Sanofi recently announced that its subsidiary Genzyme has received a Complete Response Letter from the US Food and Drug Administration (FDA) for its supplemental Biologics License Application seeking approval of Lemtrada (alemtuzumab) for the treatment of relapsing forms of multiple sclerosis.

A Complete Response Letter informs companies that an application is not ready for approval. FDA has taken the position that Genzyme has not submitted evidence from adequate and well-controlled studies that demonstrate the benefits of Lemtrada outweigh its serious adverse effects. Genzyme understands that the conclusion is related to the design of the completed phase III active comparator studies of Lemtrada in relapsing-remitting MS patients. FDA has also taken the position that one or more additional active comparator clinical trials of different design and execution are needed prior to the approval of Lemtrada.

Genzyme strongly disagrees with the FDA’s conclusions and plans to appeal the agency’s decision.

“We are extremely disappointed with the outcome of the review and the implications for patients in the US suffering with multiple sclerosis who remain in need of alternative therapies to manage a devastating disease,” said Genzyme president and CEO, David Meeker, MD. “We strongly believe that the clinical development programme, which was designed to demonstrate how Lemtrada compares against an active comparator as opposed to placebo, provides robust evidence of efficacy and a favourable benefit-risk profile. This evidence was also the basis for the approvals of Lemtrada by other regulatory agencies around the world.”

Lemtrada is approved in the European Union, Canada, and Australia, and  additional marketing applications for Lemtrada are under review by regulatory agencies around the world.

Sanofi does not anticipate that the CVR milestone of US approval of Lemtrada by March 31, 2014 will be met.

The Lemtrada clinical development programme included two pivotal randomized phase III studies comparing treatment with Lemtrada to Rebif (high-dose subcutaneous interferon beta-1a) in patients with RRMS who had active disease and were either new to treatment (CARE-MS I) or who had relapsed while on prior therapy (CARE-MS II), as well as an ongoing extension study. In CARE-MS I, Lemtrada was significantly more effective than Rebif at reducing annualized relapse rates; the difference observed in slowing disability progression did not reach statistical significance.

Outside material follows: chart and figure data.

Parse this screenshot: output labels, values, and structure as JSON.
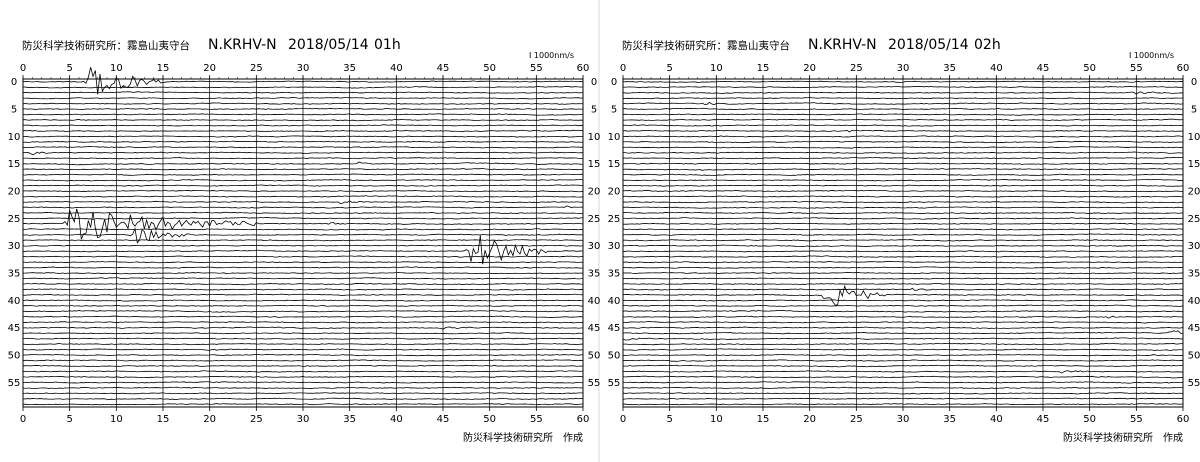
{
  "panels": [
    {
      "institute_header": "防災科学技術研究所：霧島山夷守台",
      "station": "N.KRHV-N",
      "date": "2018/05/14",
      "hour": "01h",
      "scale_label": "I 1000nm/s",
      "footer": "防災科学技術研究所　作成"
    },
    {
      "institute_header": "防災科学技術研究所：霧島山夷守台",
      "station": "N.KRHV-N",
      "date": "2018/05/14",
      "hour": "02h",
      "scale_label": "I 1000nm/s",
      "footer": "防災科学技術研究所　作成"
    }
  ],
  "chart_data": [
    {
      "type": "line",
      "title": "N.KRHV-N 2018/05/14 01h",
      "xlabel": "",
      "ylabel": "",
      "x_ticks": [
        0,
        5,
        10,
        15,
        20,
        25,
        30,
        35,
        40,
        45,
        50,
        55,
        60
      ],
      "y_ticks": [
        0,
        5,
        10,
        15,
        20,
        25,
        30,
        35,
        40,
        45,
        50,
        55
      ],
      "xlim": [
        0,
        60
      ],
      "ylim": [
        0,
        60
      ],
      "trace_count": 60,
      "trace_color": "#000000",
      "grid": true,
      "events": [
        {
          "minute": 0,
          "second": 7,
          "duration": 8,
          "amplitude": 4.5
        },
        {
          "minute": 26,
          "second": 5,
          "duration": 20,
          "amplitude": 4.0
        },
        {
          "minute": 28,
          "second": 12,
          "duration": 6,
          "amplitude": 2.2
        },
        {
          "minute": 31,
          "second": 48,
          "duration": 8,
          "amplitude": 5.5
        },
        {
          "minute": 13,
          "second": 1,
          "duration": 3,
          "amplitude": 0.5
        },
        {
          "minute": 15,
          "second": 36,
          "duration": 3,
          "amplitude": 0.4
        },
        {
          "minute": 22,
          "second": 34,
          "duration": 4,
          "amplitude": 0.4
        },
        {
          "minute": 23,
          "second": 58,
          "duration": 2,
          "amplitude": 0.3
        },
        {
          "minute": 26,
          "second": 33,
          "duration": 3,
          "amplitude": 0.3
        },
        {
          "minute": 35,
          "second": 3,
          "duration": 3,
          "amplitude": 0.3
        },
        {
          "minute": 45,
          "second": 45,
          "duration": 4,
          "amplitude": 0.3
        }
      ]
    },
    {
      "type": "line",
      "title": "N.KRHV-N 2018/05/14 02h",
      "xlabel": "",
      "ylabel": "",
      "x_ticks": [
        0,
        5,
        10,
        15,
        20,
        25,
        30,
        35,
        40,
        45,
        50,
        55,
        60
      ],
      "y_ticks": [
        0,
        5,
        10,
        15,
        20,
        25,
        30,
        35,
        40,
        45,
        50,
        55
      ],
      "xlim": [
        0,
        60
      ],
      "ylim": [
        0,
        60
      ],
      "trace_count": 60,
      "trace_color": "#000000",
      "grid": true,
      "events": [
        {
          "minute": 39,
          "second": 22,
          "duration": 6,
          "amplitude": 3.5
        },
        {
          "minute": 2,
          "second": 55,
          "duration": 3,
          "amplitude": 0.4
        },
        {
          "minute": 4,
          "second": 9,
          "duration": 3,
          "amplitude": 0.4
        },
        {
          "minute": 9,
          "second": 24,
          "duration": 3,
          "amplitude": 0.3
        },
        {
          "minute": 38,
          "second": 31,
          "duration": 3,
          "amplitude": 0.3
        },
        {
          "minute": 43,
          "second": 52,
          "duration": 3,
          "amplitude": 0.3
        },
        {
          "minute": 47,
          "second": 0,
          "duration": 3,
          "amplitude": 0.5
        },
        {
          "minute": 46,
          "second": 59,
          "duration": 2,
          "amplitude": 0.8
        },
        {
          "minute": 53,
          "second": 47,
          "duration": 3,
          "amplitude": 0.4
        }
      ]
    }
  ]
}
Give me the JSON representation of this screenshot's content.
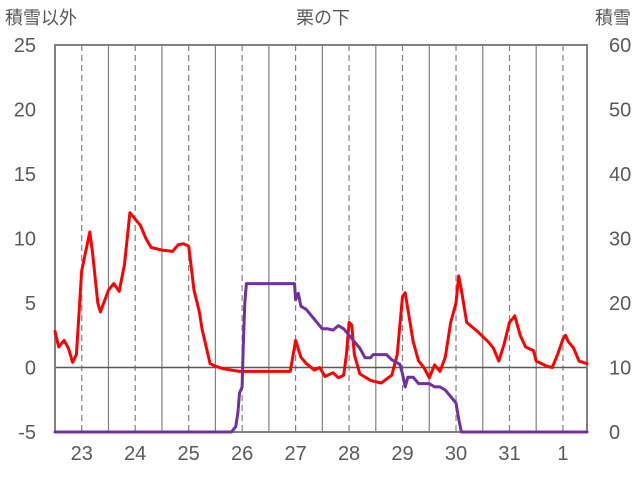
{
  "chart_data": {
    "type": "line",
    "title": "栗の下",
    "left_axis_label": "積雪以外",
    "right_axis_label": "積雪",
    "left_ylim": [
      -5,
      25
    ],
    "left_ticks": [
      "25",
      "20",
      "15",
      "10",
      "5",
      "0",
      "-5"
    ],
    "right_ylim": [
      0,
      60
    ],
    "right_ticks": [
      "60",
      "50",
      "40",
      "30",
      "20",
      "10",
      "0"
    ],
    "x_range": [
      22.5,
      32.45
    ],
    "day_labels": [
      {
        "x": 23,
        "label": "23"
      },
      {
        "x": 24,
        "label": "24"
      },
      {
        "x": 25,
        "label": "25"
      },
      {
        "x": 26,
        "label": "26"
      },
      {
        "x": 27,
        "label": "27"
      },
      {
        "x": 28,
        "label": "28"
      },
      {
        "x": 29,
        "label": "29"
      },
      {
        "x": 30,
        "label": "30"
      },
      {
        "x": 31,
        "label": "31"
      },
      {
        "x": 32,
        "label": "1"
      }
    ],
    "grid": "dashed vertical at day centers and solid vertical at day boundaries",
    "colors": {
      "temperature": "#ff0000",
      "snow": "#7030a0",
      "axis": "#808080",
      "grid": "#808080"
    },
    "series": [
      {
        "axis": "left",
        "color": "#ff0000",
        "points": [
          [
            22.5,
            2.8
          ],
          [
            22.57,
            1.6
          ],
          [
            22.67,
            2.1
          ],
          [
            22.75,
            1.5
          ],
          [
            22.83,
            0.4
          ],
          [
            22.9,
            1.0
          ],
          [
            23.0,
            7.5
          ],
          [
            23.1,
            9.5
          ],
          [
            23.15,
            10.5
          ],
          [
            23.2,
            9.0
          ],
          [
            23.3,
            5.0
          ],
          [
            23.35,
            4.3
          ],
          [
            23.5,
            6.0
          ],
          [
            23.6,
            6.5
          ],
          [
            23.7,
            5.9
          ],
          [
            23.8,
            8.0
          ],
          [
            23.9,
            12.0
          ],
          [
            24.0,
            11.5
          ],
          [
            24.1,
            11.0
          ],
          [
            24.2,
            10.0
          ],
          [
            24.3,
            9.3
          ],
          [
            24.5,
            9.1
          ],
          [
            24.7,
            9.0
          ],
          [
            24.8,
            9.5
          ],
          [
            24.9,
            9.6
          ],
          [
            25.0,
            9.4
          ],
          [
            25.1,
            6.0
          ],
          [
            25.2,
            4.3
          ],
          [
            25.25,
            3.0
          ],
          [
            25.4,
            0.3
          ],
          [
            25.5,
            0.1
          ],
          [
            25.65,
            -0.1
          ],
          [
            25.8,
            -0.2
          ],
          [
            25.95,
            -0.3
          ],
          [
            26.0,
            -0.3
          ],
          [
            26.5,
            -0.3
          ],
          [
            26.9,
            -0.3
          ],
          [
            27.0,
            2.1
          ],
          [
            27.1,
            0.8
          ],
          [
            27.2,
            0.3
          ],
          [
            27.35,
            -0.2
          ],
          [
            27.45,
            0.0
          ],
          [
            27.55,
            -0.7
          ],
          [
            27.7,
            -0.4
          ],
          [
            27.8,
            -0.8
          ],
          [
            27.9,
            -0.6
          ],
          [
            27.95,
            1.0
          ],
          [
            28.0,
            3.5
          ],
          [
            28.05,
            3.3
          ],
          [
            28.1,
            1.0
          ],
          [
            28.2,
            -0.5
          ],
          [
            28.4,
            -1.0
          ],
          [
            28.6,
            -1.2
          ],
          [
            28.8,
            -0.6
          ],
          [
            28.9,
            1.0
          ],
          [
            29.0,
            5.5
          ],
          [
            29.05,
            5.8
          ],
          [
            29.1,
            4.5
          ],
          [
            29.2,
            2.0
          ],
          [
            29.3,
            0.5
          ],
          [
            29.4,
            0.0
          ],
          [
            29.5,
            -0.8
          ],
          [
            29.6,
            0.2
          ],
          [
            29.7,
            -0.3
          ],
          [
            29.8,
            0.8
          ],
          [
            29.9,
            3.5
          ],
          [
            30.0,
            5.0
          ],
          [
            30.05,
            7.1
          ],
          [
            30.1,
            6.0
          ],
          [
            30.2,
            3.5
          ],
          [
            30.4,
            2.8
          ],
          [
            30.6,
            2.0
          ],
          [
            30.7,
            1.5
          ],
          [
            30.8,
            0.5
          ],
          [
            30.9,
            1.8
          ],
          [
            31.0,
            3.5
          ],
          [
            31.1,
            4.0
          ],
          [
            31.2,
            2.5
          ],
          [
            31.3,
            1.6
          ],
          [
            31.45,
            1.3
          ],
          [
            31.5,
            0.5
          ],
          [
            31.6,
            0.3
          ],
          [
            31.7,
            0.1
          ],
          [
            31.8,
            0.0
          ],
          [
            31.9,
            1.0
          ],
          [
            32.0,
            2.2
          ],
          [
            32.05,
            2.5
          ],
          [
            32.1,
            2.0
          ],
          [
            32.2,
            1.5
          ],
          [
            32.3,
            0.5
          ],
          [
            32.45,
            0.3
          ]
        ]
      },
      {
        "axis": "right",
        "color": "#7030a0",
        "points": [
          [
            22.5,
            0
          ],
          [
            25.8,
            0
          ],
          [
            25.88,
            0.8
          ],
          [
            25.92,
            3.0
          ],
          [
            25.95,
            6.0
          ],
          [
            26.0,
            7.0
          ],
          [
            26.02,
            13.0
          ],
          [
            26.05,
            20.0
          ],
          [
            26.08,
            23.0
          ],
          [
            26.5,
            23.0
          ],
          [
            26.98,
            23.0
          ],
          [
            27.0,
            20.5
          ],
          [
            27.05,
            21.5
          ],
          [
            27.1,
            19.5
          ],
          [
            27.2,
            19.0
          ],
          [
            27.3,
            18.0
          ],
          [
            27.4,
            17.0
          ],
          [
            27.5,
            16.0
          ],
          [
            27.6,
            16.0
          ],
          [
            27.7,
            15.8
          ],
          [
            27.8,
            16.5
          ],
          [
            27.9,
            16.0
          ],
          [
            28.0,
            15.0
          ],
          [
            28.1,
            14.0
          ],
          [
            28.2,
            13.0
          ],
          [
            28.3,
            11.5
          ],
          [
            28.4,
            11.5
          ],
          [
            28.45,
            12.0
          ],
          [
            28.55,
            12.0
          ],
          [
            28.7,
            12.0
          ],
          [
            28.8,
            11.2
          ],
          [
            28.95,
            10.5
          ],
          [
            29.0,
            9.0
          ],
          [
            29.05,
            7.0
          ],
          [
            29.1,
            8.5
          ],
          [
            29.2,
            8.5
          ],
          [
            29.3,
            7.5
          ],
          [
            29.5,
            7.5
          ],
          [
            29.6,
            7.0
          ],
          [
            29.7,
            7.0
          ],
          [
            29.8,
            6.5
          ],
          [
            29.9,
            5.5
          ],
          [
            30.0,
            4.5
          ],
          [
            30.05,
            2.0
          ],
          [
            30.1,
            0
          ],
          [
            32.45,
            0
          ]
        ]
      }
    ]
  }
}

In CARE-MS II, Lemtrada was significantly more effective than interferon beta-1a at reducing annualized relapse rates, and accumulation of disability was significantly slowed in patients given Lemtrada vs. interferon beta-1a.

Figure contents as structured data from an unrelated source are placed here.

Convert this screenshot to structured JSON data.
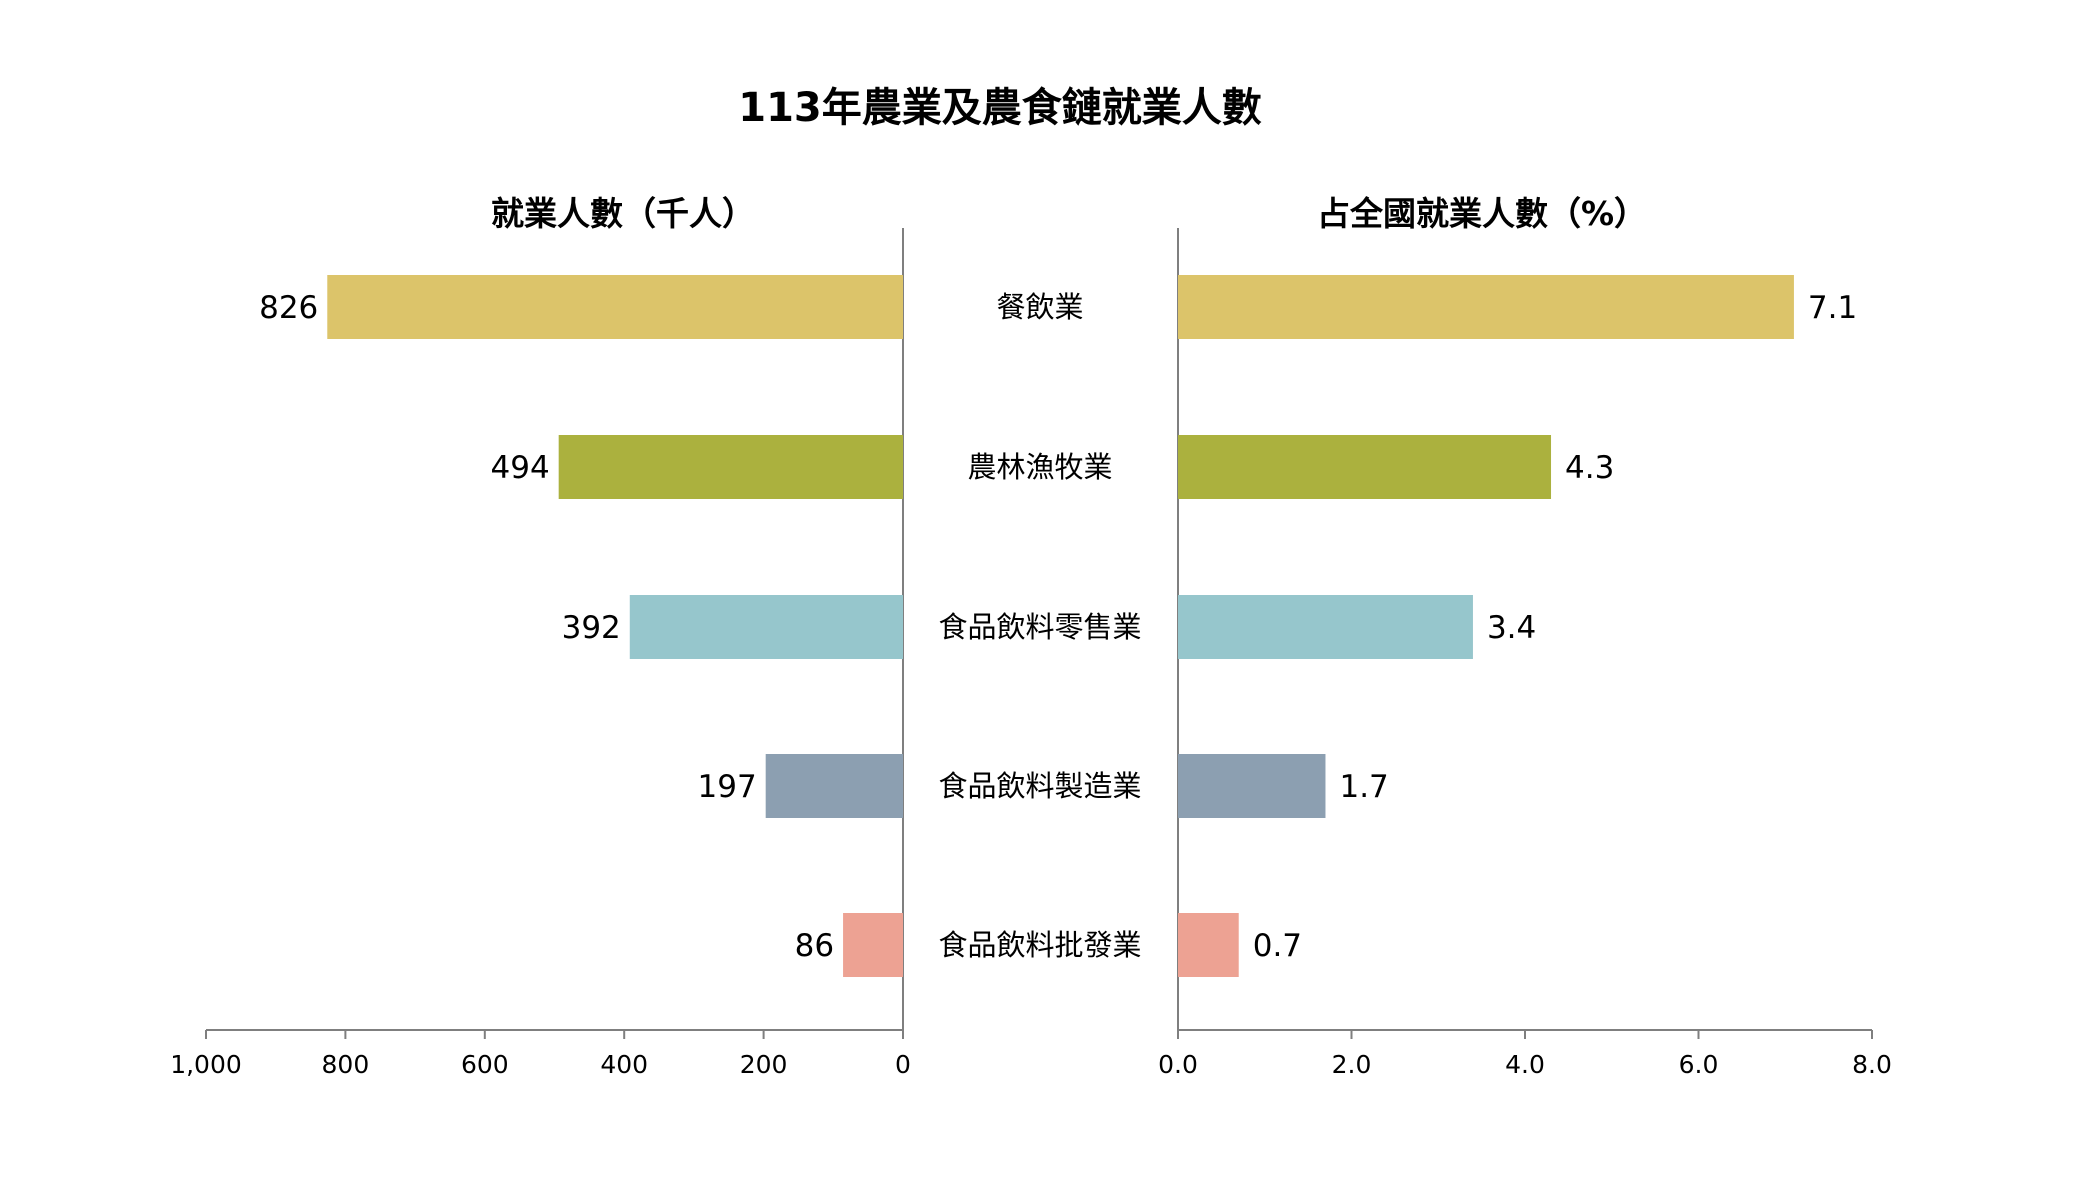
{
  "chart_data": {
    "type": "bar",
    "title": "113年農業及農食鏈就業人數",
    "categories": [
      "餐飲業",
      "農林漁牧業",
      "食品飲料零售業",
      "食品飲料製造業",
      "食品飲料批發業"
    ],
    "colors": [
      "#dcc46a",
      "#abb13e",
      "#96c6cc",
      "#8c9fb1",
      "#eda293"
    ],
    "series": [
      {
        "name": "就業人數（千人）",
        "values": [
          826,
          494,
          392,
          197,
          86
        ],
        "value_labels": [
          "826",
          "494",
          "392",
          "197",
          "86"
        ],
        "xlim": [
          0,
          1000
        ],
        "direction": "reversed",
        "ticks": [
          1000,
          800,
          600,
          400,
          200,
          0
        ],
        "tick_labels": [
          "1,000",
          "800",
          "600",
          "400",
          "200",
          "0"
        ]
      },
      {
        "name": "占全國就業人數（%）",
        "values": [
          7.1,
          4.3,
          3.4,
          1.7,
          0.7
        ],
        "value_labels": [
          "7.1",
          "4.3",
          "3.4",
          "1.7",
          "0.7"
        ],
        "xlim": [
          0,
          8
        ],
        "direction": "normal",
        "ticks": [
          0,
          2,
          4,
          6,
          8
        ],
        "tick_labels": [
          "0.0",
          "2.0",
          "4.0",
          "6.0",
          "8.0"
        ]
      }
    ],
    "grid": false,
    "legend": "none"
  }
}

Alemtuzumab is a monoclonal antibody that selectively targets CD52, a protein abundant on T and B cells. Treatment with alemtuzumab results in the depletion of circulating T and B cells thought to be responsible for the damaging inflammatory process in MS. Alemtuzumab has minimal impact on other immune cells. The acute anti-inflammatory effect of alemtuzumab is immediately followed by the onset of a distinctive pattern of T and B cell repopulation that continues over time, rebalancing the immune system in a way that potentially reduces MS disease activity.

Genzyme holds the worldwide rights to alemtuzumab and has primary responsibility for its development and commercialization in multiple sclerosis. Bayer HealthCare holds the right to co-promote alemtuzumab in MS in the United States. Upon commercialization, Bayer will receive contingent payments based on global sales revenue.

Genzyme has pioneered the development and delivery of transformative therapies for patients affected by rare and debilitating diseases.

Sanofi, an integrated global healthcare leader, discovers, develops and distributes therapeutic solutions focused on patients’ needs and has core strengths in the field of healthcare with seven growth platforms: diabetes solutions, human vaccines, innovative drugs, consumer healthcare, emerging markets, animal health and the new Genzyme.